Audiência Geral - Praça de São Pedro
Quarta-feira, 11 de novembro de 2009
Nessa manhã, gostaria de vos falar de um movimento monástico que teve grande importância ao longo de toda a Idade Média, do qual eu já fiz algumas referências nas catequeses anteriores. Se trata da Ordem de Cluny, que, nos inícios do século XII, num momento de sua máxima expansão, contava com quase 1.200 mosteiros: um número realmente impressionante! Na cidade de Cluny, há exatos 1.100 anos atrás, no ano de 910, foi fundado um mosteiro confiado aos cuidados do abade Bernão, logo depois da doação de Guilherme, conhecido como "O Piedoso", duque de Aquitânia.

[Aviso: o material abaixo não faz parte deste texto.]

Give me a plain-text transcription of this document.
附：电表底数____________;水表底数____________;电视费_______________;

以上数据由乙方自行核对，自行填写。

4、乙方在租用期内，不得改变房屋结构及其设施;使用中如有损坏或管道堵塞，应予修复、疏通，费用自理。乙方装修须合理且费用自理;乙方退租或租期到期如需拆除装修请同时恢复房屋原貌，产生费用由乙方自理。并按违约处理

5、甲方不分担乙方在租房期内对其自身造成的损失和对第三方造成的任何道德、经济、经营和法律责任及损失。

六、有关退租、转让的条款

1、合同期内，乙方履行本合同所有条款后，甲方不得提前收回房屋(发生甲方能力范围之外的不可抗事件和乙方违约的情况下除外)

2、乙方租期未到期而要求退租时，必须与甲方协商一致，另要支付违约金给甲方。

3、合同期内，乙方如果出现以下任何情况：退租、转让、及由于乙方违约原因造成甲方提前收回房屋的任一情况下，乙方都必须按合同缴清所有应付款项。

Naquele período, o monaquismo ocidental, nascido há alguns séculos atrás com São Bento, estava muito abalado por diversas causas: condições políticas e sociais instáveis devido às contínuas invasões e devastações dos povos que não pertenciam ao mundo europeu, a pobreza cada vez maior e, sobretudo, a dependência das abadias aos senhores feudais que controlavam tudo aquilo que pertencia aos territórios sob seu controle. Em tal contexto, Cluny representou a alma de uma profunda renovação da vida monástica para reconduzi-la aos seus inícios.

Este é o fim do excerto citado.